Je déglutis. J'ai beau savoir qu'il continue à me manipuler, je ne peux pas m'empêcher de laisser ses arguments se creuser un chemin dans mon esprit. Mes yeux brillent de colère contre lui, parce qu'il n'arrête pas de me faire souffrir. Je dis d'une voix sourde :
« Et si tu sors à nouveau avec moi, tu pourras finir ta mission, ils seront contents. Je ne veux surtout pas leur faciliter la tâche.
– Que ... ? Ce n'est pas de cela qu'il est question. Il est question d'en finir avec eux. Je t'aime Molly, tu le sais, je n'ai jamais cessé. Tout ce que je veux, c'est te protéger. En avouant tout à ton père, on pourra se protéger tous les deux.
– M'obliger à sortir avec toi contre ma volonté, ce n'est pas ce que j'appelle me protéger ! m'écrie-je en reculant d'un pas vif. Laisse-moi y réfléchir, je ne sais pas ce que ... Si on ressort ensemble, personne ne trouvera ça cohérent, pas après ce qu'il s'est passé. Je ne suis même pas sûre de bien jouer le jeu. »

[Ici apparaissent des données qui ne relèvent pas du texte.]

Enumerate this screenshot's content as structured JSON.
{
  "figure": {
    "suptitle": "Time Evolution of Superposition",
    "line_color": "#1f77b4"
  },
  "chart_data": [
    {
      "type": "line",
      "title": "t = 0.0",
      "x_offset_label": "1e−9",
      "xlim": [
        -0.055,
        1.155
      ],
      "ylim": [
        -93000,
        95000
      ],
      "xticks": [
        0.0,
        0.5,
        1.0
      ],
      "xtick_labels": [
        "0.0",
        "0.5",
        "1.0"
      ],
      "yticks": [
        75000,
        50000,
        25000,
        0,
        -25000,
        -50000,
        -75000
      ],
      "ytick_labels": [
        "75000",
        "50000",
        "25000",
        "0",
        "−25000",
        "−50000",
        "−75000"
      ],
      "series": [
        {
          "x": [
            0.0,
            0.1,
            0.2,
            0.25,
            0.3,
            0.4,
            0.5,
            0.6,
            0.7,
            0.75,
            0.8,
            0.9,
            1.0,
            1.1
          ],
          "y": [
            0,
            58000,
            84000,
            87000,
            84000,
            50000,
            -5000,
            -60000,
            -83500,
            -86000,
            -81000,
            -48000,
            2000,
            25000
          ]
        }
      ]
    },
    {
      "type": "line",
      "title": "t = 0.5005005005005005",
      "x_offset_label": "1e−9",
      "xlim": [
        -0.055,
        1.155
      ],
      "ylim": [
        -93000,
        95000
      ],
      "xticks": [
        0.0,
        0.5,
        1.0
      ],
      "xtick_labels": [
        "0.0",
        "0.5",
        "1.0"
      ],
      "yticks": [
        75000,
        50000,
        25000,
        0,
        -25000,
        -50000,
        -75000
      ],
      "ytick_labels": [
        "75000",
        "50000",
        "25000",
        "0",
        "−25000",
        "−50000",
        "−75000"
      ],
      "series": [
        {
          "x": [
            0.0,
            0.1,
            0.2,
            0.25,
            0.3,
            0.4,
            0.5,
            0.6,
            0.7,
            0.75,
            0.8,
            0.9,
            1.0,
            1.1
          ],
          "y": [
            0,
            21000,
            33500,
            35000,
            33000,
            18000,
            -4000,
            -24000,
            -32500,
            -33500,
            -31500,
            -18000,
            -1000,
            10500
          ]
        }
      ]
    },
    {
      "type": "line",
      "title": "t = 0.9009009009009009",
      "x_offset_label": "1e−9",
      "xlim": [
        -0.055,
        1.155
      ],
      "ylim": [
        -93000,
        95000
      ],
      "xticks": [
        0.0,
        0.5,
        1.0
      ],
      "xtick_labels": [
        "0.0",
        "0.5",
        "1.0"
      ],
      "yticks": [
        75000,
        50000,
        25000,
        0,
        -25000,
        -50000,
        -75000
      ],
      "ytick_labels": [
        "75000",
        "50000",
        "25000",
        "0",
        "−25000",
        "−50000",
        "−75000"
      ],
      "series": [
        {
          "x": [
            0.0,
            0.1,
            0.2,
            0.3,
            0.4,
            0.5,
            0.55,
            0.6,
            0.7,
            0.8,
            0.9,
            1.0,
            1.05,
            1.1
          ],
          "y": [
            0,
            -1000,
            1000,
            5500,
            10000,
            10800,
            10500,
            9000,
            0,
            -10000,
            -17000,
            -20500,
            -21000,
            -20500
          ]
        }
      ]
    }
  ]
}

Je le regarde avec douleur. Même si on suit son plan, ça ne marchera peut-être pas. Je n'ai aucune envie de sentir à nouveau ses lèvres sur les miennes, le semblant d'amour que je pensais avoir pour lui s'est envolé avec la colère. Il hoche la tête, déçu. Je ne sais plus quoi dire, ni même quoi penser. Papa va arriver d'une minute à l'autre et je me retrouve à devoir faire un choix cornélien. En vérité, ce qu'il me propose n'est pas si idiot, ça pourrait marcher. Papa serait certainement plus compréhensif si je lui explique que Scott est un ami, ou plus. Je pourrais dire que je l'ai quitté en découvrant ce qu'il me cachait et que, tous les deux, on regrette de n'avoir rien dit plus tôt. Mais d'un autre côté, je n'ose même pas imaginer la réaction de Roxanne, de Léon ou encore de Lysander. Ils vont se demander à quoi je joue. Scott interrompt mes pensées en disant :
« Faisons comme si rien ne nous avait jamais séparé. Essaye de retrouver cette flamme qui illuminait tes yeux.
– C'est trop tard. Tu as tout brisé en anéantissant la confiance que j'avais en toi. Je ne peux pas faire ça. Ce ne serait pas convaincant et ça te nuirait plus qu'autre chose. »
J'ai les larmes aux bords des yeux, je n'arrive pas à prendre une décision. J'ai beau regarder Scott qui me fait face, tenter d'y voir pourquoi j'étais tombée amoureuse de lui, je n'y retrouve qu'un arrière goût désagréable d'amertume. Il s'approche de moi doucement et pose une main sur ma joue. Ce contact me fait frémir. Je ferme les yeux, il passe ses doigts sous ma paupière pour essuyer une petite larme qui s'y était échappée. Je revois Astrid sur son lit d'Infirmerie, Maman dans mes rêves emprisonnée, cette soirée dans la grotte. Je ne peux pas les laisser continuer. Je rouvre les yeux, Scott est toujours là, si près de moi.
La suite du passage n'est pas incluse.